Crédits : Pierre Lepidi


Nous reprenons la route. Le soleil écrase nos ombres. « On voit souvent des serpents se reposer ici », dit Hubert en me montrant des traces d’ondulations dans le sable. Au détour d’un virage, une rafale apporte un air chargé d’iode. Elle annonce la fin du voyage. Cudjo Lewis, Mahommah Gardo Baquaqua et tous les esclaves qui ont suivi cette route ont-ils senti cette même bourrasque en passant près des champs de manioc et d’igname qui bordent aujourd’hui la voie ? Venant majoritairement du nord, la plupart ne connaissaient pas l’Océan et ignoraient tout de lui jusqu’à son goût de sel. A vol d’oiseau, une dizaine de kilomètres nous séparent maintenant de l’Atlantique.
« Lavés dans une rivière »
Nous retrouvons la route goudronnée qui mène vers Ouidah. Elle passe par la ville de Savi que nous atteignons en début d’après-midi après un virage en montée. Savi fut une étape majeure de la traite négrière. On raconte que c’est ici que le commerce avec des navigateurs portugais a débuté sous le règne de Kpassè, huitième souverain du royaume de Xwéda, fondé vers 1500. Plus tard ont suivi des commerçants anglais, hollandais et français, qui disposaient tous d’un fort pour leur commerce et leurs échanges à proximité du palais royal. « Les esclaves étaient lavés dans une rivière à l’entrée de la ville afin qu’ils puissent être vendus au meilleur prix, raconte Hubert. Le commerce était alimenté en permanence par les conflits entre les différents royaumes du Dahomey. »

        Troisième épisode
         

          « Cette histoire d’esclavage au Bénin, je l’ai apprise à l’école, mais elle ne me rend pas triste »

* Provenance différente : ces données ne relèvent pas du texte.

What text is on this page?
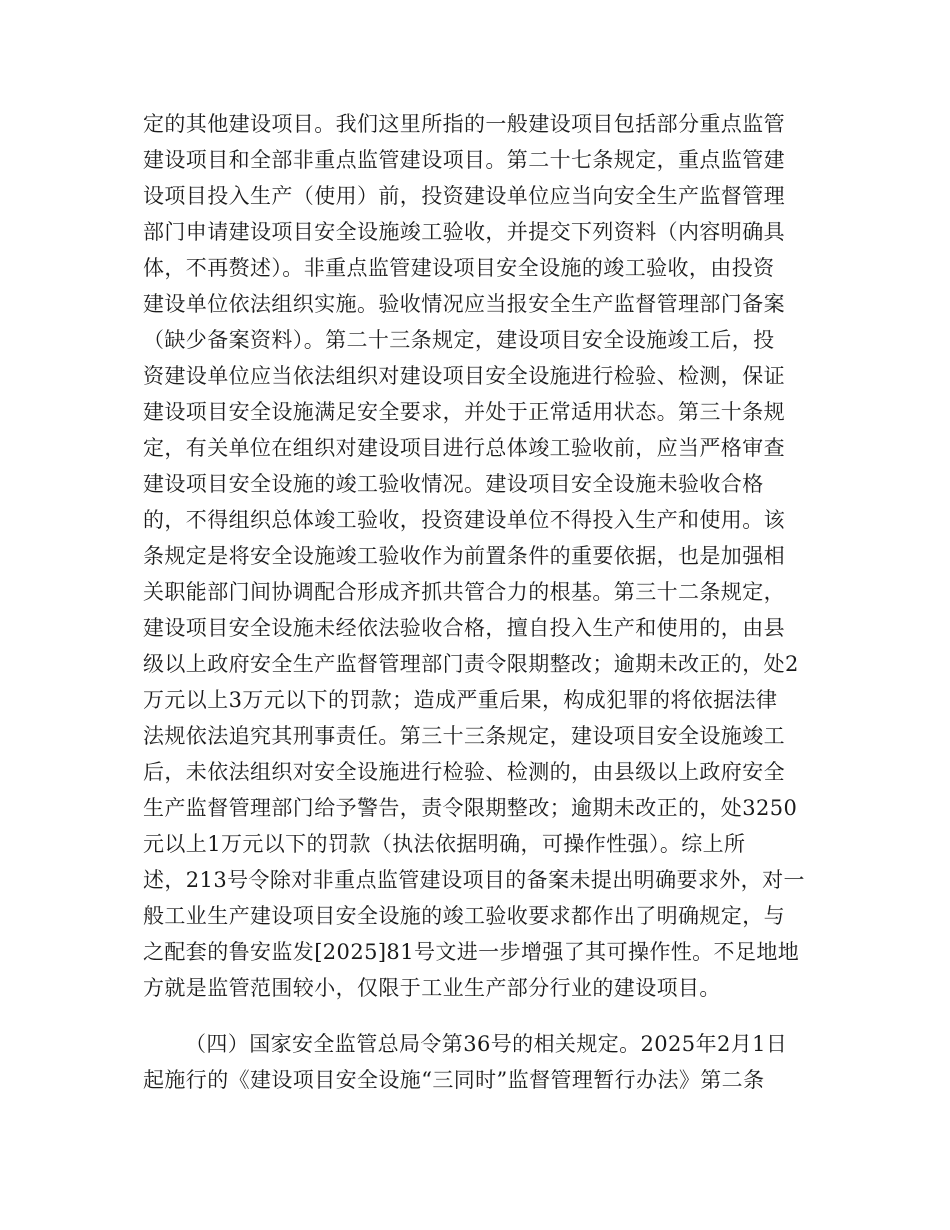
定的其他建设项目。我们这里所指的一般建设项目包括部分重点监管
建设项目和全部非重点监管建设项目。第二十七条规定，重点监管建
设项目投入生产（使用）前，投资建设单位应当向安全生产监督管理
部门申请建设项目安全设施竣工验收，并提交下列资料（内容明确具
体，不再赘述）。非重点监管建设项目安全设施的竣工验收，由投资
建设单位依法组织实施。验收情况应当报安全生产监督管理部门备案
（缺少备案资料）。第二十三条规定，建设项目安全设施竣工后，投
资建设单位应当依法组织对建设项目安全设施进行检验、检测，保证
建设项目安全设施满足安全要求，并处于正常适用状态。第三十条规
定，有关单位在组织对建设项目进行总体竣工验收前，应当严格审查
建设项目安全设施的竣工验收情况。建设项目安全设施未验收合格
的，不得组织总体竣工验收，投资建设单位不得投入生产和使用。该
条规定是将安全设施竣工验收作为前置条件的重要依据，也是加强相
关职能部门间协调配合形成齐抓共管合力的根基。第三十二条规定，
建设项目安全设施未经依法验收合格，擅自投入生产和使用的，由县
级以上政府安全生产监督管理部门责令限期整改；逾期未改正的，处2
万元以上3万元以下的罚款；造成严重后果，构成犯罪的将依据法律
法规依法追究其刑事责任。第三十三条规定，建设项目安全设施竣工
后，未依法组织对安全设施进行检验、检测的，由县级以上政府安全
生产监督管理部门给予警告，责令限期整改；逾期未改正的，处3250
元以上1万元以下的罚款（执法依据明确，可操作性强）。综上所
述，213号令除对非重点监管建设项目的备案未提出明确要求外，对一
般工业生产建设项目安全设施的竣工验收要求都作出了明确规定，与
之配套的鲁安监发[2025]81号文进一步增强了其可操作性。不足地地
方就是监管范围较小，仅限于工业生产部分行业的建设项目。
（四）国家安全监管总局令第36号的相关规定。2025年2月1日
起施行的《建设项目安全设施“三同时”监督管理暂行办法》第二条
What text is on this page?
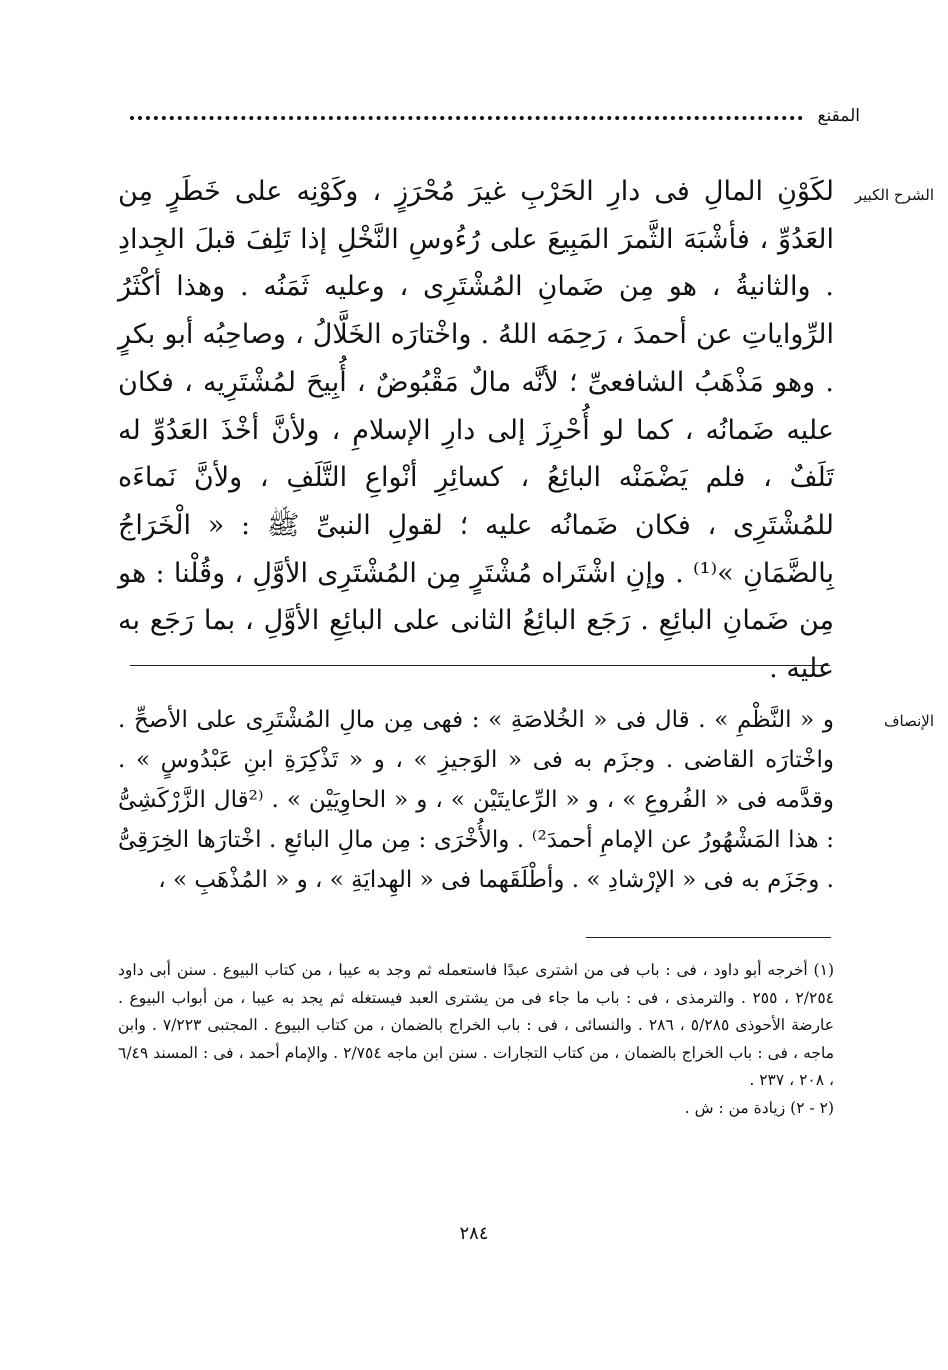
المقنع
الشرح الكبير

لكَوْنِ المالِ فى دارِ الحَرْبِ غيرَ مُحْرَزٍ ، وكَوْنِه على خَطَرٍ مِن العَدُوِّ ، فأشْبَهَ الثَّمرَ المَبِيعَ على رُءُوسِ النَّخْلِ إذا تَلِفَ قبلَ الجِدادِ . والثانيةُ ، هو مِن ضَمانِ المُشْتَرِى ، وعليه ثَمَنُه . وهذا أكْثَرُ الرِّواياتِ عن أحمدَ ، رَحِمَه اللهُ . واخْتارَه الخَلَّالُ ، وصاحِبُه أبو بكرٍ . وهو مَذْهَبُ الشافعىِّ ؛ لأنَّه مالٌ مَقْبُوضٌ ، أُبِيحَ لمُشْتَرِيه ، فكان عليه ضَمانُه ، كما لو أُحْرِزَ إلى دارِ الإسلامِ ، ولأنَّ أخْذَ العَدُوِّ له تَلَفٌ ، فلم يَضْمَنْه البائِعُ ، كسائِرِ أنْواعِ التَّلَفِ ، ولأنَّ نَماءَه للمُشْتَرِى ، فكان ضَمانُه عليه ؛ لقولِ النبىِّ ﷺ : « الْخَرَاجُ بِالضَّمَانِ »⁽¹⁾ . وإنِ اشْتَراه مُشْتَرٍ مِن المُشْتَرِى الأوَّلِ ، وقُلْنا : هو مِن ضَمانِ البائِعِ . رَجَع البائِعُ الثانى على البائِعِ الأوَّلِ ، بما رَجَع به عليه .

الإنصاف

و « النَّظْمِ » . قال فى « الخُلاصَةِ » : فهى مِن مالِ المُشْتَرِى على الأصحِّ . واخْتارَه القاضى . وجزَم به فى « الوَجيزِ » ، و « تَذْكِرَةِ ابنِ عَبْدُوسٍ » . وقدَّمه فى « الفُروعِ » ، و « الرِّعايتَيْن » ، و « الحاوِيَيْن » . ⁽²قال الزَّرْكَشِىُّ : هذا المَشْهُورُ عن الإمامِ أحمدَ²⁾ . والأُخْرَى : مِن مالِ البائعِ . اخْتارَها الخِرَقِىُّ . وجَزَم به فى « الإرْشادِ » . وأطْلَقَهما فى « الهِدايَةِ » ، و « المُذْهَبِ » ،

(١) أخرجه أبو داود ، فى : باب فى من اشترى عبدًا فاستعمله ثم وجد به عيبا ، من كتاب البيوع . سنن أبى داود ٢/٢٥٤ ، ٢٥٥ . والترمذى ، فى : باب ما جاء فى من يشترى العبد فيستغله ثم يجد به عيبا ، من أبواب البيوع . عارضة الأحوذى ٥/٢٨٥ ، ٢٨٦ . والنسائى ، فى : باب الخراج بالضمان ، من كتاب البيوع . المجتبى ٧/٢٢٣ . وابن ماجه ، فى : باب الخراج بالضمان ، من كتاب التجارات . سنن ابن ماجه ٢/٧٥٤ . والإمام أحمد ، فى : المسند ٦/٤٩ ، ٢٠٨ ، ٢٣٧ .

(٢ - ٢) زيادة من : ش .

٢٨٤
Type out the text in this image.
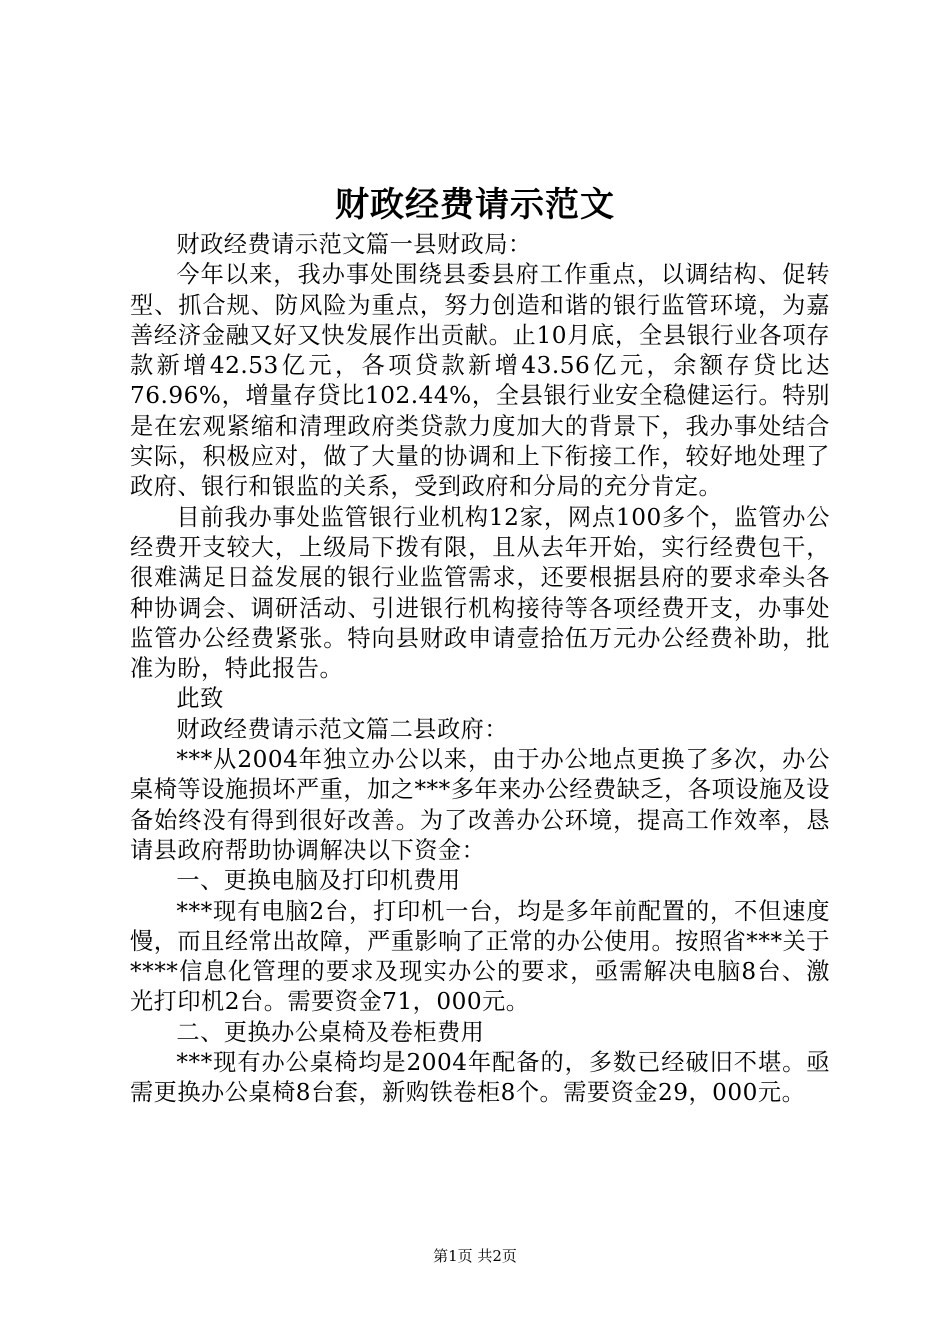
财政经费请示范文

财政经费请示范文篇一县财政局：

今年以来，我办事处围绕县委县府工作重点，以调结构、促转型、抓合规、防风险为重点，努力创造和谐的银行监管环境，为嘉善经济金融又好又快发展作出贡献。止10月底，全县银行业各项存款新增42.53亿元，各项贷款新增43.56亿元，余额存贷比达76.96%，增量存贷比102.44%，全县银行业安全稳健运行。特别是在宏观紧缩和清理政府类贷款力度加大的背景下，我办事处结合实际，积极应对，做了大量的协调和上下衔接工作，较好地处理了政府、银行和银监的关系，受到政府和分局的充分肯定。

目前我办事处监管银行业机构12家，网点100多个，监管办公经费开支较大，上级局下拨有限，且从去年开始，实行经费包干，很难满足日益发展的银行业监管需求，还要根据县府的要求牵头各种协调会、调研活动、引进银行机构接待等各项经费开支，办事处监管办公经费紧张。特向县财政申请壹拾伍万元办公经费补助，批准为盼，特此报告。

此致

财政经费请示范文篇二县政府：

***从2004年独立办公以来，由于办公地点更换了多次，办公桌椅等设施损坏严重，加之***多年来办公经费缺乏，各项设施及设备始终没有得到很好改善。为了改善办公环境，提高工作效率，恳请县政府帮助协调解决以下资金：

一、更换电脑及打印机费用

***现有电脑2台，打印机一台，均是多年前配置的，不但速度慢，而且经常出故障，严重影响了正常的办公使用。按照省***关于****信息化管理的要求及现实办公的要求，亟需解决电脑8台、激光打印机2台。需要资金71，000元。

二、更换办公桌椅及卷柜费用

***现有办公桌椅均是2004年配备的，多数已经破旧不堪。亟需更换办公桌椅8台套，新购铁卷柜8个。需要资金29，000元。

第1页 共2页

Grâce à un système douanier efficace à l’entrée de la ville, Savi a prospéré. Et, par extension, Ouidah en a tiré profit. En 1727, le roi Agadja, d’Abomey, a conquis la cité en tuant Houffon, le dernier roi de Savi, lors d’un bain de sang qui aurait fait 5 000 morts et 11 000 prisonniers. Le royaume d’Abomey, d’où nous sommes partis il y a maintenant quatre jours, n’avait alors plus d’obstacle, plus d’entrave pour s’étendre jusqu’à la mer. C’est ainsi qu’il est devenu le plus fort, le plus puissant et le plus respecté de tous.
Hubert me demande de l’accompagner faire une offrande – de l’akassa au poulet – à la divinité To-Legba, dont le temple est situé un peu avant le restaurant Les Trois Singes, où nous avons déjeuné. « On peut nourrir ce dieu avec du bœuf ou du mouton, mais il ne faut jamais lui donner de l’alcool, prévient le guide. C’est un esprit puissant qui peut devenir très nerveux. »

    
A l’entrée de la ville de Savi.
Crédits : Pierre Lepidi


A la nuit tombante, le ciel devient menaçant. Est-ce lié à cette route des esclaves qui nous imprègne jusqu’à nous obséder depuis tant de jours, à l’orage qui gronde ou à la fin du voyage ? Je sens monter comme une angoisse. Pour être déjà allé à Ouidah, que nous atteindrons demain matin et qui marquera la fin de cette marche de 125 km à travers le Bénin, je sais que même si la ville est agréable, la piste qui mène à la fameuse porte du Non-Retour est chargée d’une atmosphère lourde et oppressante. Je me souviens y avoir ressenti une gêne et même des maux de tête il y a quelques années.
Nous restons à l’auberge où nous avalons un sandwich fourré aux sardines en buvant une bière tiède. Un écran géant diffuse des clips nigérians où des filles callipyges se trémoussent autour d’un chanteur qui jette de l’argent dans un jacuzzi. La sono est forte, trop forte. Ce soir, le cœur n’y est pas.

Sommaire de notre série Une semaine à pied sur les traces des esclaves du Dahomey

        Quatrième épisode
         

          « Certains arbres, au Bénin, portaient des signes laissés par les esclaves »



        Troisième épisode
         

          « Cette histoire d’esclavage au Bénin, je l’ai apprise à l’école, mais elle ne me rend pas triste »



        Deuxième épisode
         

          Au Bénin, « nous avons des cousins partout où ont été envoyés les esclaves »



        Premier épisode
         

          « Marche doucement sur cette route des esclaves, elle est sacrée »



        Présentation de notre série
         

          Une semaine à pied sur les traces des esclaves du Bénin


D’Abomey à Ouidah, notre reporter a emprunté la route suivie en 1860 par Cudjo Lewis, le dernier esclave de la traite négrière vers les Etats-Unis.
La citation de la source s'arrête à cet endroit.